I dusted off my toy compiler this weekend, and had a bit of fun implementing IF and ELSE support. The MLIR+LLVM compiler infrastructure is impressively versatile, allowing me to implement a feature like this in a handful of hours. It was, however, an invasive feature addition, requiring grammar changes, parser/builder, and lowering adjustments, as well as additional lowering for the SCF dialect ops that were used.
I have an ELIF element in the grammar too, but haven’t done that yet (and haven’t done much testing yet.) These are the grammar elements I now have defined:
ifelifelse
: ifStatement
elifStatement*
elseStatement?
;
ifStatement
: IF_TOKEN BRACE_START_TOKEN booleanValue BRACE_END_TOKEN SCOPE_START_TOKEN statement* SCOPE_END_TOKEN
;
elifStatement
: ELIF_TOKEN BRACE_START_TOKEN booleanValue BRACE_END_TOKEN SCOPE_START_TOKEN statement* SCOPE_END_TOKEN
;
elseStatement
: ELSE_TOKEN SCOPE_START_TOKEN statement* SCOPE_END_TOKEN
;
Previously, I had a single monolithic ifelifelse token, but the generated parser data structure was horrendously complicated:
class IfelifelseContext : public antlr4::ParserRuleContext {
public:
IfelifelseContext(antlr4::ParserRuleContext *parent, size_t invokingState);
virtual size_t getRuleIndex() const override;
antlr4::tree::TerminalNode *IF_TOKEN();
std::vector<antlr4::tree::TerminalNode *> BRACE_START_TOKEN();
antlr4::tree::TerminalNode* BRACE_START_TOKEN(size_t i);
std::vector<BooleanValueContext *> booleanValue();
BooleanValueContext* booleanValue(size_t i);
std::vector<antlr4::tree::TerminalNode *> BRACE_END_TOKEN();
antlr4::tree::TerminalNode* BRACE_END_TOKEN(size_t i);
std::vector<antlr4::tree::TerminalNode *> SCOPE_START_TOKEN();
antlr4::tree::TerminalNode* SCOPE_START_TOKEN(size_t i);
std::vector<antlr4::tree::TerminalNode *> SCOPE_END_TOKEN();
antlr4::tree::TerminalNode* SCOPE_END_TOKEN(size_t i);
std::vector<StatementContext *> statement();
StatementContext* statement(size_t i);
std::vector<antlr4::tree::TerminalNode *> ELIF_TOKEN();
antlr4::tree::TerminalNode* ELIF_TOKEN(size_t i);
antlr4::tree::TerminalNode *ELSE_TOKEN();
virtual void enterRule(antlr4::tree::ParseTreeListener *listener) override;
virtual void exitRule(antlr4::tree::ParseTreeListener *listener) override;
};
In particular, I don’t see a way to determine if a statement should be part of the IF, the ELIF, or the ELSE body.

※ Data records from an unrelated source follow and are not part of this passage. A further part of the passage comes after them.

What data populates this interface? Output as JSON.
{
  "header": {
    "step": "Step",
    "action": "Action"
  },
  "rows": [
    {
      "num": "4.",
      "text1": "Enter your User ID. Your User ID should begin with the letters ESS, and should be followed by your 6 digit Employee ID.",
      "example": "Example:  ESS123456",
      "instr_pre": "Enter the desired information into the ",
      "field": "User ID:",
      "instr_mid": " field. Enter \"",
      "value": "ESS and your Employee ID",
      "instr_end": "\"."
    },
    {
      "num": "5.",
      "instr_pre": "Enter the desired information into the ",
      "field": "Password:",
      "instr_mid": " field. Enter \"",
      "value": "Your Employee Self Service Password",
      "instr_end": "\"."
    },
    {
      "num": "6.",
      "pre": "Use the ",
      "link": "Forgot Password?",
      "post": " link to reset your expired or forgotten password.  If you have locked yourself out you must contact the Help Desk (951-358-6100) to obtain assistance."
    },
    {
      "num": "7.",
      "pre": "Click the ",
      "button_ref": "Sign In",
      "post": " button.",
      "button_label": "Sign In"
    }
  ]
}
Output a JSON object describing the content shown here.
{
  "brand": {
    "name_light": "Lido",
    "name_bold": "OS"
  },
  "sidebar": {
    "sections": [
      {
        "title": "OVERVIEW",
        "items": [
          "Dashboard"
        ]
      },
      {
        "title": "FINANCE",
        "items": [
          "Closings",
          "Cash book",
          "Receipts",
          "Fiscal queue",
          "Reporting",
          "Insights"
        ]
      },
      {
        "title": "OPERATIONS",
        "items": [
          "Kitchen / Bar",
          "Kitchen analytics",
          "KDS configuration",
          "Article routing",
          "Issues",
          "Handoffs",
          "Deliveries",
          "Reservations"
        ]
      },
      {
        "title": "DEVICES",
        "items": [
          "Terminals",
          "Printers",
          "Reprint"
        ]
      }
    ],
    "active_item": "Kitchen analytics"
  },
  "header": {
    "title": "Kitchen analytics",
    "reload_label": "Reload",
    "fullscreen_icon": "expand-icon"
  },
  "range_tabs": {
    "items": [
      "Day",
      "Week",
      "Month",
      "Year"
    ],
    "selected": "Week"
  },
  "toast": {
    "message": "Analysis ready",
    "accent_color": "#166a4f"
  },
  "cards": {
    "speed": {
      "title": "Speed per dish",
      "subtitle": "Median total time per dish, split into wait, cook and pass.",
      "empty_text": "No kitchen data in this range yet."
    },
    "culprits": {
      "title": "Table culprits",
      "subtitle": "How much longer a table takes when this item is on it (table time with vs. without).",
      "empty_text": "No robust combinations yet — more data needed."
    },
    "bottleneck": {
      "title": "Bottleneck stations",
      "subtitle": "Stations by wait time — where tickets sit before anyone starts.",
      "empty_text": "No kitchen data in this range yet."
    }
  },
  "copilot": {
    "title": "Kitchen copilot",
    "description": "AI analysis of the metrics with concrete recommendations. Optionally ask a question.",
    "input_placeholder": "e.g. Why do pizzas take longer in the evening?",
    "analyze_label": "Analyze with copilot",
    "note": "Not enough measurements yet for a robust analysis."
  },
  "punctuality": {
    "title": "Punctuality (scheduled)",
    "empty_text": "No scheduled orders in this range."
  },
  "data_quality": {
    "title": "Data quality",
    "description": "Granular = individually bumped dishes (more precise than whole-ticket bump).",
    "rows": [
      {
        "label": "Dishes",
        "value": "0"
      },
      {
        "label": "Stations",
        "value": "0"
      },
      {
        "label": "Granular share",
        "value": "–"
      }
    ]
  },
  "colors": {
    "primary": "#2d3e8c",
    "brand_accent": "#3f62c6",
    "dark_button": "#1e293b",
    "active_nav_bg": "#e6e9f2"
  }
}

Splitting the grammar into pieces was much better, and leave me with:
class IfelifelseContext : public antlr4::ParserRuleContext {
public:
IfelifelseContext(antlr4::ParserRuleContext *parent, size_t invokingState);
virtual size_t getRuleIndex() const override;
IfStatementContext *ifStatement();
std::vector<ElifStatementContext *> elifStatement();
ElifStatementContext* elifStatement(size_t i);
ElseStatementContext *elseStatement();
virtual void enterRule(antlr4::tree::ParseTreeListener *listener) override;
virtual void exitRule(antlr4::tree::ParseTreeListener *listener) override;
};
which allows me to drill down into each of the lower level elements, and drive the codegen from those. In particular, I can define ANTLR4 parse tree walker callbacks:
void exitIfStatement(ToyParser::IfStatementContext *ctx) override;
void exitElseStatement(ToyParser::ElseStatementContext *ctx) override;
void enterIfelifelse( ToyParser::IfelifelseContext *ctx ) override;
and drive the codegen from there. The choice to use enter/exit callbacks for the various statement objects locks you into a certain mode of programming. In particular, this means that I don’t have functions for parsing a generic statement, so I am forced to emit the if/else body statements indirectly. Here’s an example:
mlir::Value conditionPredicate = MLIRListener::parsePredicate( loc, booleanValue );
insertionPointStack.push_back( builder.saveInsertionPoint() );
// Create the scf.if — it will be inserted at the current IP
auto ifOp = builder.create<mlir::scf::IfOp>( loc, conditionPredicate );
mlir::Block &thenBlock = ifOp.getThenRegion().front();
builder.setInsertionPointToStart( &thenBlock );
Then in the exitIf callback, if there is an else statement to process, I create a block for that, set the insertion point for that, and let the statement processing continue. When that else processing is done, I can restore the insertion point to just after the scf.if, and the rest of the function generation can proceed. Here’s an example of the MLIR dump before any lowering:
module {
func.func @main() -> i32 {
"toy.scope"() ({
"toy.declare"() <{type = i32}> {sym_name = "x"} : () -> ()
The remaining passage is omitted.